One of the most tragic notes struck by Kate Plays Christine is the realisation that even though ‘70s reporter Christine Chubbuck killed herself on TV to make a statement, her life has been mostly forgotten. It’s appropriate then that not one but two films about her are due for release: the drama Christine, starring Rebecca Hall, and this film, a part-documentary, part-dramatic reconstruction.
Kate Plays Christine follows actress Kate Lyn Sheil as she prepares for the role of Christine, documenting her research, her physical transformation and her personal connection to the character. It’s a fascinating insight into the modern “method acting” you hear discussed all the time, but rarely see. What’s disappointing is the lack of depth. Kate is an intelligent contributor, but she seems uncomfortable at taking such an intense role, particularly when her process itself is under scrutiny. The resulting air of anxiety chimes nicely with Christine’s life but fails to add much to our understanding of it.
This split in focus is a major problem, leaving director Robert Greene caught between an exploration of the creative and performative process, and an examination of Christine’s life. It means that key moments like an interview with two of Christine’s colleagues go under-exploited as Greene is trapped between showing Kate’s emotional response and the colleagues’ anecdotes. On many occasions, more coverage would be a simple solution.
Strung along by fitful insights, Kate Plays Christine is saved by a blistering conclusion where Kate struggles during the filming of the final suicide scene.

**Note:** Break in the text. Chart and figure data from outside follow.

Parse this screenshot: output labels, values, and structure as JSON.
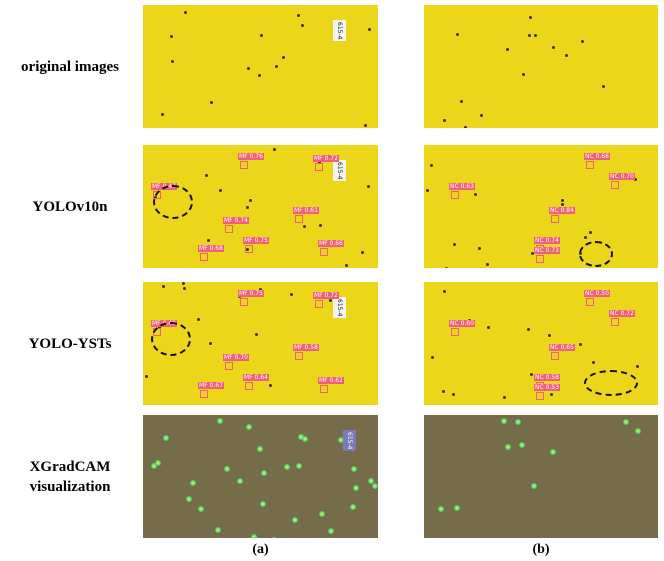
{
  "rows": [
    {
      "label": "original images"
    },
    {
      "label": "YOLOv10n",
      "detections_a": [
        "MF 0.47",
        "MF 0.76",
        "MF 0.74",
        "MF 0.68",
        "MF 0.72",
        "MF 0.61",
        "MF 0.75",
        "MF 0.66"
      ],
      "detections_b": [
        "NC 0.63",
        "NC 0.68",
        "NC 0.70",
        "NC 0.84",
        "NC 0.74",
        "NC 0.73"
      ]
    },
    {
      "label": "YOLO-YSTs",
      "detections_a": [
        "MF 0.49",
        "MF 0.75",
        "MF 0.70",
        "MF 0.67",
        "MF 0.72",
        "MF 0.58",
        "MF 0.64",
        "MF 0.62"
      ],
      "detections_b": [
        "NC 0.60",
        "NC 0.50",
        "NC 0.72",
        "NC 0.65",
        "NC 0.58",
        "NC 0.53"
      ]
    },
    {
      "label": "XGradCAM\nvisualization"
    }
  ],
  "columns": [
    "(a)",
    "(b)"
  ],
  "plate_label": "615-4"
}
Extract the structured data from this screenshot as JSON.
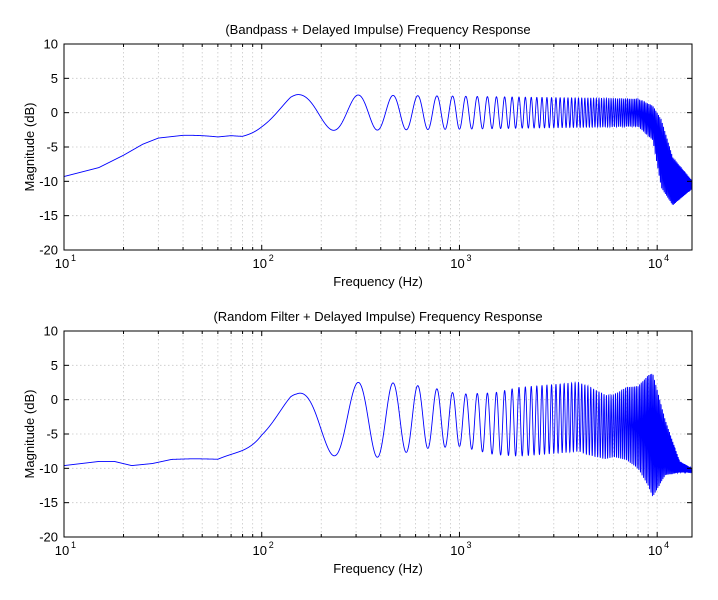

After two aborted takes, Kate launches into a Network-esque rant, announcing that she’s “trying to find an angle that makes her death worth more than her life, but there isn’t one”. If the rest of the film possessed this much clarity and force, it could have been something special.
CAST: Kate Lyn Sheil, Christine Chubbuck, Steven C. Bovio, Stephanie Coatney
DIRECTOR: Robert Greene
WRITER: Robert Greene
SYNOPSIS: Actress Kate Lyn Sheil prepares to portray the role of Christine Chubbuck, a real-life news reporter who killed herself on national television in 1974.